Palestine's veteran President Mahmoud Abbas is starting his 17th year in office amid political difficulties and waning prospects for Palestinian reconciliation.
In January 2005, Abbas was elected as president of the Palestinian Authority with a 62.52% majority to succeed the late Yasser Arafat.
Abbas was born in 1935 in Safad, a city about 210 kilometers (130 miles) north of Jerusalem, 13 years before he and his family, along with hundreds of thousands of other Palestinians, were forcefully evicted from their homes and lands in a tragedy Palestinians refer to as the "Nakba," or Catastrophe.
As a result of the 1948 exodus, Abbas and his family went to Syria, where he began his political activities in the 1960s, contacting the nascent Fatah movement.
He assumed several political positions through the 1970s until he became the leader of the secret negotiations delegation in 1989 that established a peace process with Israel and coordinated the negotiations during the 1991 Madrid Conference.
"Abbas was a critical player in the Oslo Project, which gave the occupation recognition and gave it a place and authority over Palestine, and he continued this policy until today.

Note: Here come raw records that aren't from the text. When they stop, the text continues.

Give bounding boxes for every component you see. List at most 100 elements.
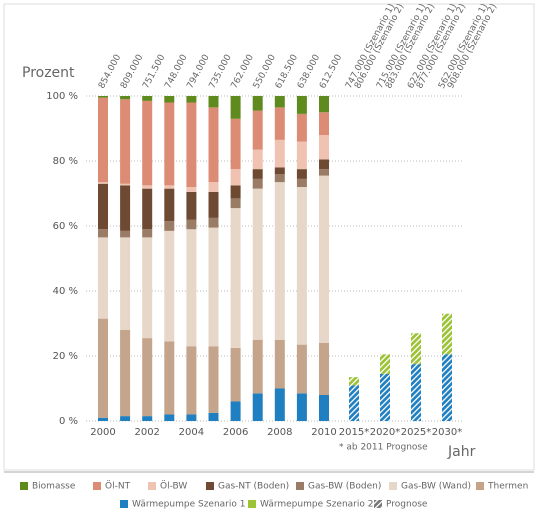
bar-segment bbox=[252, 110, 263, 150]
bar-segment bbox=[230, 401, 241, 421]
x-tick-label: 2015* bbox=[339, 427, 369, 438]
legend-swatch bbox=[296, 482, 304, 490]
legend-swatch bbox=[374, 500, 382, 508]
legend-label: Prognose bbox=[386, 500, 428, 510]
legend-label: Öl-NT bbox=[105, 481, 131, 492]
y-tick-label: 80 % bbox=[53, 156, 78, 167]
bar-segment bbox=[230, 185, 241, 199]
bar-segment bbox=[380, 354, 390, 374]
bar-segment bbox=[319, 343, 329, 395]
x-tick-label: 2008 bbox=[267, 427, 292, 438]
y-tick-label: 60 % bbox=[53, 221, 78, 232]
bar-segment bbox=[349, 377, 359, 386]
bar-segment bbox=[164, 221, 175, 231]
legend-label: Wärmepumpe Szenario 2 bbox=[260, 500, 373, 510]
y-tick-label: 20 % bbox=[53, 351, 78, 362]
bar-segment bbox=[164, 185, 175, 189]
bar-segment bbox=[142, 100, 153, 186]
bar-segment bbox=[230, 208, 241, 348]
bar-segment bbox=[319, 175, 329, 343]
x-tick-label: 2002 bbox=[134, 427, 159, 438]
bar-segment bbox=[164, 102, 175, 186]
legend-swatch bbox=[476, 482, 484, 490]
bar-segment bbox=[274, 107, 285, 140]
bar-segment bbox=[274, 167, 285, 174]
legend-swatch bbox=[20, 482, 28, 490]
bar-segment bbox=[230, 169, 241, 186]
bar-segment bbox=[208, 412, 219, 421]
bar-segment bbox=[252, 393, 263, 421]
bar-segment bbox=[296, 344, 307, 394]
bar-segment bbox=[208, 191, 219, 218]
x-tick-label: 2020* bbox=[370, 427, 400, 438]
bar-segment bbox=[319, 169, 329, 176]
note: * ab 2011 Prognose bbox=[339, 443, 428, 453]
frame bbox=[3, 3, 535, 471]
bar-segment bbox=[319, 135, 329, 160]
bar-segment bbox=[120, 96, 131, 100]
bar-segment bbox=[296, 113, 307, 142]
x-tick-label: 2006 bbox=[223, 427, 248, 438]
bar-segment bbox=[296, 96, 307, 114]
bar-segment bbox=[208, 217, 219, 228]
bar-segment bbox=[208, 107, 219, 183]
bar-segment bbox=[142, 416, 153, 421]
bar-segment bbox=[186, 191, 197, 220]
bar-segment bbox=[252, 178, 263, 189]
x-axis-label: Jahr bbox=[447, 444, 476, 460]
bar-segment bbox=[252, 96, 263, 111]
bar-segment bbox=[120, 230, 131, 238]
bar-segment bbox=[274, 339, 285, 389]
bar-segment bbox=[208, 182, 219, 192]
bar-segment bbox=[411, 333, 421, 365]
legend-swatch bbox=[389, 482, 397, 490]
legend-swatch bbox=[248, 500, 256, 508]
legend-label: Biomasse bbox=[32, 482, 76, 492]
bar-segment bbox=[142, 237, 153, 339]
bar-segment bbox=[411, 364, 421, 421]
legend-label: Gas-BW (Wand) bbox=[401, 482, 471, 492]
legend-swatch bbox=[206, 482, 214, 490]
bar-segment bbox=[208, 346, 219, 413]
bar-segment bbox=[319, 159, 329, 170]
bar-segment bbox=[208, 227, 219, 347]
bar-segment bbox=[164, 188, 175, 222]
bar-segment bbox=[274, 182, 285, 340]
bar-segment bbox=[142, 229, 153, 238]
bar-segment bbox=[98, 183, 108, 230]
bar-segment bbox=[164, 96, 175, 103]
bar-segment bbox=[186, 96, 197, 103]
bar-segment bbox=[186, 219, 197, 230]
bar-segment bbox=[296, 187, 307, 345]
y-tick-label: 100 % bbox=[46, 91, 78, 102]
bar-segment bbox=[274, 139, 285, 168]
x-tick-label: 2010 bbox=[311, 427, 336, 438]
bar-segment bbox=[120, 99, 131, 184]
legend-swatch bbox=[148, 482, 156, 490]
bar-segment bbox=[230, 347, 241, 402]
legend-label: Gas-BW (Boden) bbox=[308, 482, 381, 492]
legend-label: Öl-BW bbox=[160, 481, 187, 492]
bar-segment bbox=[120, 330, 131, 417]
bar-segment bbox=[319, 96, 329, 113]
bar-segment bbox=[164, 341, 175, 415]
bar-segment bbox=[98, 417, 108, 421]
bar-segment bbox=[296, 141, 307, 170]
legend-label: Wärmepumpe Szenario 1 bbox=[132, 500, 245, 510]
bar-segment bbox=[142, 188, 153, 230]
y-tick-label: 0 % bbox=[59, 416, 78, 427]
y-tick-label: 40 % bbox=[53, 286, 78, 297]
bar-segment bbox=[164, 230, 175, 342]
bar-segment bbox=[120, 416, 131, 421]
bar-segment bbox=[230, 96, 241, 119]
legend-label: Gas-NT (Boden) bbox=[218, 482, 289, 492]
bar-segment bbox=[274, 96, 285, 108]
bar-segment bbox=[98, 97, 108, 183]
bar-segment bbox=[186, 346, 197, 415]
total-label: 612.500 bbox=[318, 53, 344, 91]
bar-segment bbox=[252, 188, 263, 340]
bar-segment bbox=[120, 185, 131, 231]
bar-segment bbox=[252, 169, 263, 179]
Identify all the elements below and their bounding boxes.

This reflects on the high settlers' activities and the security coordination," said Palestinian political analyst Mustafa Sawaf.

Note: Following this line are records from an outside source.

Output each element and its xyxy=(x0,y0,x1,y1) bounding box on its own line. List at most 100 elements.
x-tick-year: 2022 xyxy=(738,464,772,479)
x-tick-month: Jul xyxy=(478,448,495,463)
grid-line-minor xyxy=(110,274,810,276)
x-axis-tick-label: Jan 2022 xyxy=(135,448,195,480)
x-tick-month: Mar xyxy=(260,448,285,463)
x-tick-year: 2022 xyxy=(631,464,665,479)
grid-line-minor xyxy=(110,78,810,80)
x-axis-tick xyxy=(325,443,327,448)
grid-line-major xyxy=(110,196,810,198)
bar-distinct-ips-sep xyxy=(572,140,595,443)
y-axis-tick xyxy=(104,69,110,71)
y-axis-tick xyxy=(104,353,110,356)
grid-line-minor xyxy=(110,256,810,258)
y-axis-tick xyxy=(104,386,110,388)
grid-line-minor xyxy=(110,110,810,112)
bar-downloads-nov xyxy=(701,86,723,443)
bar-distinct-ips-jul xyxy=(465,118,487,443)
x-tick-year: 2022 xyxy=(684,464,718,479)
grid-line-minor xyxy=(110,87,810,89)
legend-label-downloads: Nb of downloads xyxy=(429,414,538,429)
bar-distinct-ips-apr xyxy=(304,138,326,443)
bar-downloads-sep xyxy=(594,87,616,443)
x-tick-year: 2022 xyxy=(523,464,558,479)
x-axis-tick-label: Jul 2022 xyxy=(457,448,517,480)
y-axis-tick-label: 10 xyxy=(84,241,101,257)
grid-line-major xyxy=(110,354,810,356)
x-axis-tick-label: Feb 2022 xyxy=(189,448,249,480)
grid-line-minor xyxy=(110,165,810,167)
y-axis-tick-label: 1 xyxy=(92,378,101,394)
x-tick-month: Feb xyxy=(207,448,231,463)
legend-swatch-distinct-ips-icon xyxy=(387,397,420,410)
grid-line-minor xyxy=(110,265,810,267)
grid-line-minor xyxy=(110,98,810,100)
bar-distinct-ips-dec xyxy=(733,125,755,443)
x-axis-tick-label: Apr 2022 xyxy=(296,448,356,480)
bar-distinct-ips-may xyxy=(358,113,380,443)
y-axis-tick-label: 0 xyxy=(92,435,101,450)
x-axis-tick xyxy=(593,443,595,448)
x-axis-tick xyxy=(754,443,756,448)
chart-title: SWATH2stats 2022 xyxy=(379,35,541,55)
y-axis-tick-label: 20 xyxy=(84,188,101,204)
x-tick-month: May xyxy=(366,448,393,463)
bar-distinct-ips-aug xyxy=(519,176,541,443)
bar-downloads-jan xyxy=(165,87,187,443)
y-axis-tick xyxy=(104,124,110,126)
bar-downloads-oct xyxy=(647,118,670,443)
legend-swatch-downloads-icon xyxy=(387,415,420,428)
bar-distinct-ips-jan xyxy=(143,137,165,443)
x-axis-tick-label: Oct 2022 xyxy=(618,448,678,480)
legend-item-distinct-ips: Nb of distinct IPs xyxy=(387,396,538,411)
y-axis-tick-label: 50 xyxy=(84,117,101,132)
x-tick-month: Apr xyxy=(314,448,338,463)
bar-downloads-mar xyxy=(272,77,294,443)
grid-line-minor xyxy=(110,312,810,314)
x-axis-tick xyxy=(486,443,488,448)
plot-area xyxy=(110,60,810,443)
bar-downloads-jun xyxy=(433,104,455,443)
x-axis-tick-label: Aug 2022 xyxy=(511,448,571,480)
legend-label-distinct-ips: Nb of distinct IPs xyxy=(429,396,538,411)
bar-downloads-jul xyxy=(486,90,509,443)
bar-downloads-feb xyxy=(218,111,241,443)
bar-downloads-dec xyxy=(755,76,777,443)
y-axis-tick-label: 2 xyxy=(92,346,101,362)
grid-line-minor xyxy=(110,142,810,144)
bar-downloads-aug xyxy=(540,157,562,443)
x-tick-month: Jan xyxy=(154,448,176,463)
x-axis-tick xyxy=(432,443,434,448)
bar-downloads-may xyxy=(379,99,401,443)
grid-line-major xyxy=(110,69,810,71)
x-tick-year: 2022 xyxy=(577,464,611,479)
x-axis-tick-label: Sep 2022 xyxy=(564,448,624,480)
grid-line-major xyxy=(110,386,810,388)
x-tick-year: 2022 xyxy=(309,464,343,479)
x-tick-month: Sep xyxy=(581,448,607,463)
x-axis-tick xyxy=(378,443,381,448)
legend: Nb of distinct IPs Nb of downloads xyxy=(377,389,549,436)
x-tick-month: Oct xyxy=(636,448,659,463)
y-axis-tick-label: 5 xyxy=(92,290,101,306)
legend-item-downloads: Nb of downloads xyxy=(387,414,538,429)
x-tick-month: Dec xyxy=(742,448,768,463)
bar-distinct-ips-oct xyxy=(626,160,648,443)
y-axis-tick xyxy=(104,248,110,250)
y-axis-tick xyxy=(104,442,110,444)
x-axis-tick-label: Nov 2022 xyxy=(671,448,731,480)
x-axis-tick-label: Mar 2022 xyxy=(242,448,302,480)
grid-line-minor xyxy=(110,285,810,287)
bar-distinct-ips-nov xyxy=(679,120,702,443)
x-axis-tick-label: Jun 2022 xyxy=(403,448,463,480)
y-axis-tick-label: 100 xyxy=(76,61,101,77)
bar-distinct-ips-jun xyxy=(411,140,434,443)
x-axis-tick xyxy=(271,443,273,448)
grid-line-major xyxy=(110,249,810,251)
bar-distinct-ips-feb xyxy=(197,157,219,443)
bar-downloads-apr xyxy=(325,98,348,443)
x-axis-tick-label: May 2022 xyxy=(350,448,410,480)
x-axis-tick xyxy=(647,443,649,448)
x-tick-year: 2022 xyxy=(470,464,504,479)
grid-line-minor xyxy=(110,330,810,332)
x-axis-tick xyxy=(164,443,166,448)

Through his career as president, Abbas has worked to quell armed resistance against Israel in the West Bank and expressed willingness for a two-state solution with Israel despite the opposition of other factions, particularly those that engage in armed resistance, like Hamas.

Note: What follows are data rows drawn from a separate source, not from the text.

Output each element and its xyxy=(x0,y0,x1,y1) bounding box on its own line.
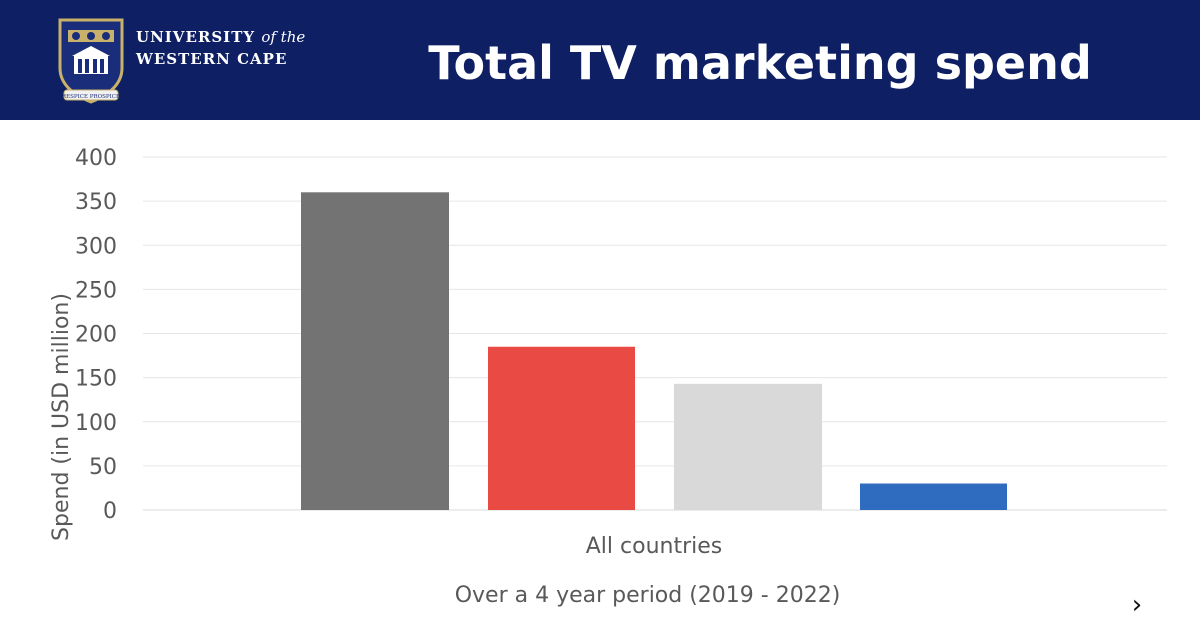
y-tick-label: 200 xyxy=(75,323,117,348)
y-tick-label: 350 xyxy=(75,190,117,215)
chart-footnote: Over a 4 year period (2019 - 2022) xyxy=(454,583,841,608)
bar-chart: 0 50 100 150 200 250 300 350 400 Spend (in USD m… xyxy=(49,146,1167,559)
bar-3 xyxy=(674,383,822,510)
bar-1 xyxy=(301,192,449,511)
university-name-line2: WESTERN CAPE xyxy=(136,50,288,68)
y-tick-label: 100 xyxy=(75,411,117,436)
university-name-of-the: of the xyxy=(261,28,306,46)
chevron-right-icon: › xyxy=(1131,590,1143,620)
next-slide-button[interactable]: › xyxy=(1124,590,1150,620)
crest-motto: RESPICE PROSPICE xyxy=(62,94,120,100)
university-crest-icon: RESPICE PROSPICE xyxy=(58,18,124,104)
y-tick-label: 0 xyxy=(103,499,117,524)
y-tick-label: 300 xyxy=(75,234,117,259)
university-name: UNIVERSITY of the WESTERN CAPE xyxy=(136,26,305,70)
y-axis-ticks: 0 50 100 150 200 250 300 350 400 xyxy=(75,146,117,524)
y-tick-label: 250 xyxy=(75,278,117,303)
chart-gridlines xyxy=(143,156,1167,511)
slide-header: RESPICE PROSPICE UNIVERSITY of the WESTE… xyxy=(0,0,1200,120)
bar-4 xyxy=(860,483,1007,510)
y-tick-label: 400 xyxy=(75,146,117,171)
y-tick-label: 50 xyxy=(89,455,117,480)
x-axis-category-label: All countries xyxy=(586,534,723,559)
page-title: Total TV marketing spend xyxy=(428,36,1092,90)
bar-2 xyxy=(488,346,635,510)
y-tick-label: 150 xyxy=(75,367,117,392)
chart-bars xyxy=(301,192,1007,511)
university-name-line1: UNIVERSITY xyxy=(136,28,256,46)
y-axis-title: Spend (in USD million) xyxy=(49,293,74,541)
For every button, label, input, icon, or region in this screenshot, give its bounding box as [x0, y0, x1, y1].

In 2003, Abbas became prime minister for four months before he resigned amid disputes with then-President Arafat due to differing ideas on peace with Israel, as well as the second Palestinian Intifada.
Mustafa Barghouti, one of Abbas's opponents in the last presidential elections in 2005, emphasized during his campaign that the Oslo Process had collapsed and that the Palestinians had to adopt another route with Israel basedon the national unity, popular resistance and stop believing in a political solution through Oslo accords with Israel.
Barghouti believes Oslo was a political trap and that it involved major errors, while not containing a clear view of final resolution and not recognizing a Palestinian state.
"The Palestinian politicians must announce that they are relinquishing those accords and stop security coordination with Israel," he said.
During Abbas' presidency, negotiations with Israel reached an impasse, rendering Palestinians unable to improve their condition.
"The Palestinian strategy must be based on an approach of struggle as an alternative to the negotiations that have proved unsuccessful," added Barghouti.
Some political experts argue that Abbas's years as president also produced complications related to the democratic process, public freedoms, and armed resistance, as well as internal conflicts within Fatah that lead to factionalism in the party.
"Since the latest elections in 2006, Abbas consolidated the political divisions both with Hamas and inside Fatah, and any speech about national unity has been a fantasy," Sawaf told Anadolu Agency.
He said Abbas controls the West Bank with an aggressive security force against the opposition, with this suppression reaching a peak with security officers killing opposition activist Nizar Banat in June 2021.
"He’s a dictator, and he doesn't believe in democracy and exchange of power, he doesn't believe in elections, and is never serious about national unity," Sawaf emphasized.
The Palestinian elections were supposed to be held in the last year, but Abbas postponed them to an uncertain date.
Sawaf asserted that the only way to end the current political impasse would be via significant political strategies that include all Palestinian factions and leave "Abbas behind them if he decides to refuse to deal with their trials to find a solution."
"He refused to form a unified national leadership and a genuine political partnership. This is clear evidences that he is a political dictator who chooses individuality in power and decision making," he added.